The latest such research shows that daily meditation can improve mental and physical health, but at Harvard the Dalai Lama wasn't convinced by some of the comically deferential — and facile — extrapolations made from there. When one Harvard psychologist suggested that Western cultures defy the biological imperative to connect with others an make it more challenging to be compassionate, the Dalai Lama paused for 20 seconds before answering. "Firstly," he said, "some people make a distinction between West and East. And there are some lifestyle differences ... but in the mental area, I don't think there are differences ... At the mental level, I don't think there's any sort of demarcation between East and West."

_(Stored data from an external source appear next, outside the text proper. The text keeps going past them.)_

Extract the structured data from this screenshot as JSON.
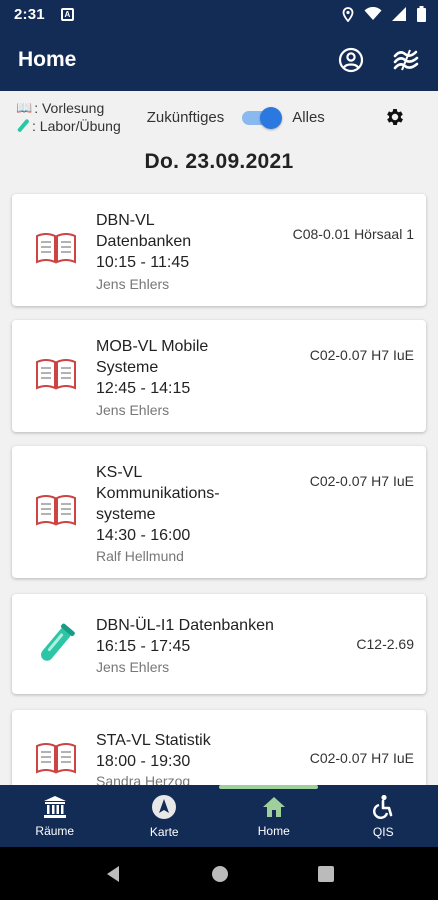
{
  "status_bar": {
    "time": "2:31",
    "notification_icon": "A"
  },
  "app_bar": {
    "title": "Home",
    "icons": [
      "account-circle-icon",
      "waves-logo-icon"
    ]
  },
  "legend": {
    "lecture_label": ": Vorlesung",
    "lab_label": ": Labor/Übung"
  },
  "filter": {
    "left_label": "Zukünftiges",
    "right_label": "Alles",
    "toggle_on": true
  },
  "date_header": "Do. 23.09.2021",
  "events": [
    {
      "type": "lecture",
      "name_lines": [
        "DBN-VL",
        "Datenbanken"
      ],
      "time": "10:15 - 11:45",
      "lecturer": "Jens Ehlers",
      "room": "C08-0.01 Hörsaal 1"
    },
    {
      "type": "lecture",
      "name_lines": [
        "MOB-VL Mobile",
        "Systeme"
      ],
      "time": "12:45 - 14:15",
      "lecturer": "Jens Ehlers",
      "room": "C02-0.07 H7 IuE"
    },
    {
      "type": "lecture",
      "name_lines": [
        "KS-VL",
        "Kommunikations-",
        "systeme"
      ],
      "time": "14:30 - 16:00",
      "lecturer": "Ralf Hellmund",
      "room": "C02-0.07 H7 IuE"
    },
    {
      "type": "lab",
      "name_lines": [
        "DBN-ÜL-I1 Datenbanken"
      ],
      "time": "16:15 - 17:45",
      "lecturer": "Jens Ehlers",
      "room": "C12-2.69"
    },
    {
      "type": "lecture",
      "name_lines": [
        "STA-VL Statistik"
      ],
      "time": "18:00 - 19:30",
      "lecturer": "Sandra Herzog",
      "room": "C02-0.07 H7 IuE"
    }
  ],
  "bottom_nav": [
    {
      "label": "Räume",
      "icon": "building-icon",
      "active": false
    },
    {
      "label": "Karte",
      "icon": "compass-icon",
      "active": false
    },
    {
      "label": "Home",
      "icon": "home-icon",
      "active": true
    },
    {
      "label": "QIS",
      "icon": "accessibility-icon",
      "active": false
    }
  ],
  "colors": {
    "primary": "#132c55",
    "background": "#f1f1f1",
    "switch": "#2b79e0",
    "active_indicator": "#9fcf9a",
    "lab_icon": "#2cc6a6"
  }
}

Other researchers also seemed to puzzle the Dalai Lama. Conference organizer Christopher Germer, author of the forthcoming book The Mindful Path to Self-Compassion: Freeing Yourself From Destructive Thoughts and Emotions, asked His Holiness whether he would "lead us in a brief meditation that the therapists in this room could practice at home to cultivate compassion for themselves as well as for their patients." The Dalai Lama shot him a skeptical look that got everyone laughing. He was sweet about it, but meditation isn't a "brief" trick.
The Dalai Lama seemed at every turn to want to soften the hard intellectual mood — to have a flickering back-and-forth with the other panelists. He took his shoes off at one point and carefully folded his legs underneath him — first the left, then the right. He loudly blew his nose into a tissue at one point, and he laughed a lot with those great sparkly eyes.
Finally, one of the panelists responded to his body language. Marsha Linehan, one of the world's leading psychologists, invented Dialectical Behavior Therapy, a highly effective, widely replicated treatment for suicidal and self-harming patients that includes mindfulness. Before Linehan spoke, the Dalai Lama had asked a playful question: "What, exactly, is psychology?" No other panelist answered him, but Linehan addressed the question as soon as she spoke. She called psychology "the science of behavior, including the behavior of the mind."
And for the first time, the Dalai Lama seemed truly delighted, since here was something, and someone, to engage. "You mean psychology is not just the mind itself?"
"No," Linehan answered. "It is the study of the mind. You study it also, of course."
Playful as always, he looked at Linehan approvingly and said, "Now, your answer, instead of solving the problem, creates more confusion ... I feel I am still in kindergarten." And with that, he laughed like a little kid, and finally, so did everyone else.